Vedere Jay Darlington arrivare alla Royal Albert Hall pochi minuti dopo di me non basta. So perfettamente cosa succederà  stasera, ma non me ne rendo ancora completamente conto. Ho già  visto qualcosa di simile. Tre anni e mezzo fa. Ma questa volta è diverso. Un ragazzo che sta lavorando apre la porta di fianco al box office ed eccolo. Qualche accordo di chitarra e quella voce così familiare. Pochi secondi di soundcheck e quello che era un semplice nome stampato su una mail di conferma di acquisto inizia a prendere forma. Tutto diventa più vero che mai.

Una volta dentro, con un braccialetto troppo stretto al polso, siamo tutti dei bambini insofferenti in attesa di poter aprire i regali di Natale e dopo quella che oserei definire -forse esageratamente- un’eternità , si spengono le luci per la prima volta e, puntualissimo, alle otto e un quarto, sale sul palco Plan B, un Michael Bublè con qualche chilo in meno e senza swing, che a tratti ricorda The Streets, costretto a suonare davanti a una Royal Albert Hall ancora mezza vuota. Una performance innocua, senza infamia e senza lode, a cui nessuno, in realtà , presta grande attenzione. Mezz’ora dopo, a Roger Daltrey tocca una sorte migliore. Sale sul palco un po’ a tradimento, disorientando per un attimo un pubblico ben felice di vederlo e facendo un discorso sul Teenage Cancer Trust. Nobile causa, starei ad ascoltarti per ore, Roger, ma non stasera. Lascia che Noel venga a noi.

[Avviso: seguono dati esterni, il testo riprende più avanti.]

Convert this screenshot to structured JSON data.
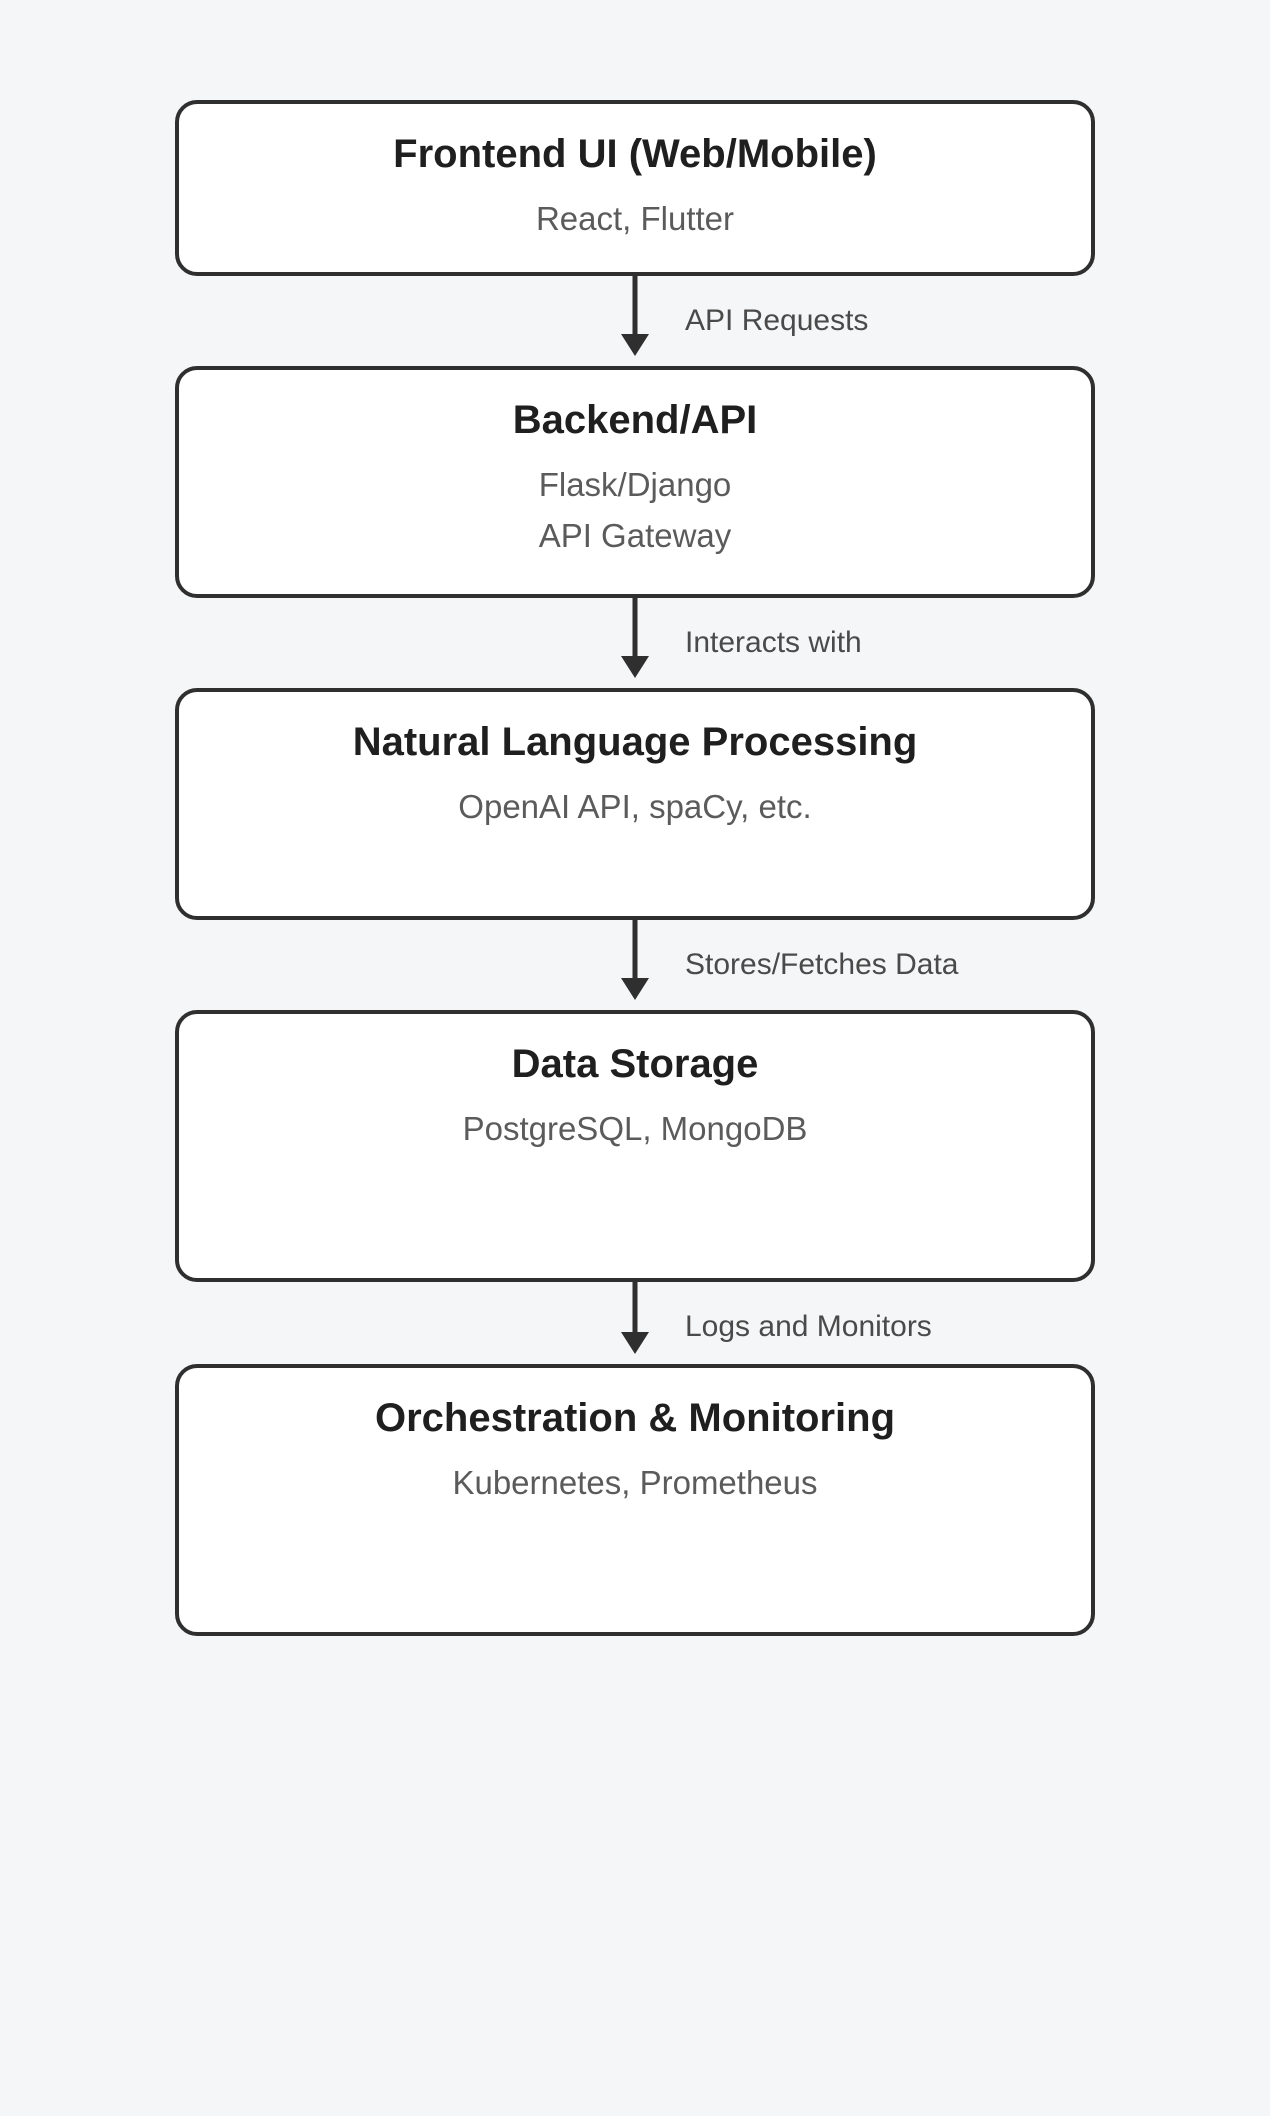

Il senso di sicurezza che dà  la camminata di quel nanetto con la testa grossa che va a sedersi su una sedia da ufficio posizionata al centro del palco e una standing ovation prima ancora che una singola nota sia suonata. Con lui, come tre anni fa, i soliti Gem (chitarra elettrica e tastiere) e Terry Kirkbride (percussioni), a cui si è aggiunto Jay Darlington (alle tastiere quando Gem è impegnato con la chitarra). Si inizia, senza dire una parola. L’atmosfera è elettrica, l’emozione è immensa. Le canzoni della vita, quelle ascoltate così tante volte, ma sempre come se fosse la prima. Credo siano ben pochi gli artisti che possano permettersi di iniziare un concerto con tre b-side riuscendo a far cantare tutti, proprio tutti. E non si smette di cantare nemmeno quando Noel interrompe bruscamente “Cast No Shadow” perchè non riesce a sentire la chitarra come dovrebbe. Una “Cast No Shadow” che ricomincia ed è da brividi, con il coro del Crouch End Festival che la rende ancora più speciale di quanto già  non sia. Ed è difficilissimo trattenere le lacrime, soprattutto quando sul palco salgono anche le Wired Strings, ottetto d’archi che si unisce al coro per una “Don’t Go Away” che mai avrei pensato di poter sentire nella mia vita. è tutto così maledettamente perfetto che non ci si crede, che non si riesce a dire una parola e a volte non si riesce nemmeno a cantare. Manca il fiato su “Sad Song”, suonata un po’ più veloce della versione studio, e manca ancora di più quando Noel dice this a very very old song e, tra tutte le very very old song che possano venirmi in mente, lui attacca con l’unica che mai mi sarei aspettata. Una “Rockin’ Chair” che… Dio mio.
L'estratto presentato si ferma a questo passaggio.